Ворисгофер
По вечерам за столом, под большой керосиновой лампой-«молнией» читали — каждый свое, а иногда кто-нибудь читал вслух. За этим же столом делал я и свои школьные уроки.
Отец говорил с нами мало, но иногда поворачивал к свету книгу, которую я читал.
— Мережковский. «Воскресшие боги». У нас ведь есть в шкафу — в другом издании, черная обложка.
— Это не «Воскресшие боги».
— А что же?
— Это — статьи.
— Что еще за статьи? — И отец взял у меня книгу из рук.
— Не мир, но меч. Это тебе, пожалуй, рано. Мне было десять лет.
В другой раз большая пестрая обложка привлекла внимание отца.
— А это?
— Один французский автор.
— А именно?
— Понсон дю Террайль.
— Название? — Отец уже сердился.
— «Похождения Рокамболя».
Я был тут же выдран за уши. Мне было запрещено приносить Рокамболя в квартиру, квартиру — где, подобно Рокамболю, изгонялся Пинкертон и Ник Картер и пользовался почетом Конан Дойль.
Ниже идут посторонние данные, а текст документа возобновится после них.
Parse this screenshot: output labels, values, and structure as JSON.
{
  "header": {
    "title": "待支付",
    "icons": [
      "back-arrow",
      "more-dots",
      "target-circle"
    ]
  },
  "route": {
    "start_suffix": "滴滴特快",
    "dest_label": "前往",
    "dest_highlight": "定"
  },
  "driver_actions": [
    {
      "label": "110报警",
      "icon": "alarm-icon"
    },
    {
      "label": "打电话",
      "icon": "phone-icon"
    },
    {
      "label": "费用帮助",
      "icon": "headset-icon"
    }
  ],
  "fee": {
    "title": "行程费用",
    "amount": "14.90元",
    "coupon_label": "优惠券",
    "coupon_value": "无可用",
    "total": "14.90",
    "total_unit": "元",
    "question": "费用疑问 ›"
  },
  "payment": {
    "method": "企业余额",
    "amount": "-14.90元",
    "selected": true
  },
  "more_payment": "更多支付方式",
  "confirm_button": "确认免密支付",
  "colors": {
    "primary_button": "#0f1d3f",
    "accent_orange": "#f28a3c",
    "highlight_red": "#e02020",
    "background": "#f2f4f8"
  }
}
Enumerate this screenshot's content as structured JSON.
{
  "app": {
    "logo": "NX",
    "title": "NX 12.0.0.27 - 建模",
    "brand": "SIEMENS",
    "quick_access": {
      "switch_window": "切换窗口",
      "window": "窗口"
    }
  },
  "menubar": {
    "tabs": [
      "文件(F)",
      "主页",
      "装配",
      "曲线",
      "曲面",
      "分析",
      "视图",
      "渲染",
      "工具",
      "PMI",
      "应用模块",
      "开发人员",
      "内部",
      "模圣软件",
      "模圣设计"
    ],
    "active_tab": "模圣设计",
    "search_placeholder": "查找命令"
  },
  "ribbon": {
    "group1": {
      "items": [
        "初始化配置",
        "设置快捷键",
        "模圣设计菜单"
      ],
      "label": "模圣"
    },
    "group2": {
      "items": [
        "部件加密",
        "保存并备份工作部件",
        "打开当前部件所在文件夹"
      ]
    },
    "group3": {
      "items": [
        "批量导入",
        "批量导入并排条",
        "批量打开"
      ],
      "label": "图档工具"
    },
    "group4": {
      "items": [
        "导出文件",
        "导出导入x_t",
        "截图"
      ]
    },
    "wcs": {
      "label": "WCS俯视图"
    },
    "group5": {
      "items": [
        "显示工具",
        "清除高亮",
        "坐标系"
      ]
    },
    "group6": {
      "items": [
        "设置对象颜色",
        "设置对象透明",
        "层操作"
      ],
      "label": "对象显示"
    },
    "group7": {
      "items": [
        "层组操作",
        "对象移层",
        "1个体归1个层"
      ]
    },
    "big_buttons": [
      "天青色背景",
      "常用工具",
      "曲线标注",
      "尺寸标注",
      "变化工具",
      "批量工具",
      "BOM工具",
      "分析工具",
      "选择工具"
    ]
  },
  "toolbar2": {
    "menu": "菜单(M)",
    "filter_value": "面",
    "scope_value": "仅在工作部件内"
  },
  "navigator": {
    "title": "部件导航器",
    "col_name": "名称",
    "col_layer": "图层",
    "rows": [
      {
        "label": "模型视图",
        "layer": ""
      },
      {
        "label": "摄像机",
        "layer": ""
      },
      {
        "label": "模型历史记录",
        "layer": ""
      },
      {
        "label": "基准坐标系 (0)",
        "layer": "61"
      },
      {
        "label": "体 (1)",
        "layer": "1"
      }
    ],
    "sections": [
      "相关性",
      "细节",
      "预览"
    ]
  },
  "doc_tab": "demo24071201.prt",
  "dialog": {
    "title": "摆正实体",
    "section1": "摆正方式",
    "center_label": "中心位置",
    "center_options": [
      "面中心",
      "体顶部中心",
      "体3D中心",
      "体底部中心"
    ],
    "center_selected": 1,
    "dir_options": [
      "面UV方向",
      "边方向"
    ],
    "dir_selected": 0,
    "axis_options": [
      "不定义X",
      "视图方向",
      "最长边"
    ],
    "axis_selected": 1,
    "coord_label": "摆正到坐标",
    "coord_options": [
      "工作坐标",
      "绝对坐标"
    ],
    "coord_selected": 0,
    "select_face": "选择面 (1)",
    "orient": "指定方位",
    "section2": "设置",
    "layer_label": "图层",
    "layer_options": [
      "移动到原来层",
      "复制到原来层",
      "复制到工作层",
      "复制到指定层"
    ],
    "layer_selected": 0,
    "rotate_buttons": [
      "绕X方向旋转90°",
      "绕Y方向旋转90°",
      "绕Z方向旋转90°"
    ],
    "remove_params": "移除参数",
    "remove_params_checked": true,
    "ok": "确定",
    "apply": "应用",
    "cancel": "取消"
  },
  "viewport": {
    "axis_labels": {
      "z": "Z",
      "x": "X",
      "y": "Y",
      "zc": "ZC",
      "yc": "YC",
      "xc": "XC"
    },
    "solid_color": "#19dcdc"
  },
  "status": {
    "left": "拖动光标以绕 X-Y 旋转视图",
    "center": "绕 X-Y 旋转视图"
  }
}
Конан Дойль, конечно, был получше Понсон дю Террайля, но и Понсон дю Террайль был неплох. Рокамболя же мне пришлось дочитывать у кого-то из товарищей.
Но жизнь шла, и вот отца посетил наш учитель географии Владимир Константинович, мой классный наставник.
В нашей квартире, из-за большой семьи, тесноты, двери закрывались плохо и я легко услышал разговор.
— Способности вашего сына очень большие, Тихон Николаевич. Надо не прозевать времени — открыть ему дорогу к книге.
— Резон, — сказал отец. Думал и решал он, как всегда, недолго, а признание, успех — были для отца аргументом веским, чуть не единственным.
Вскоре я был отведен к […] знаменитой вологодской ссыльной даме — седой старушке — хозяйке большой библиотеки.
Седая дама, наведя на меня пенсне, как лорнет, то приближая, то удаляя, внимательно меня оглядела…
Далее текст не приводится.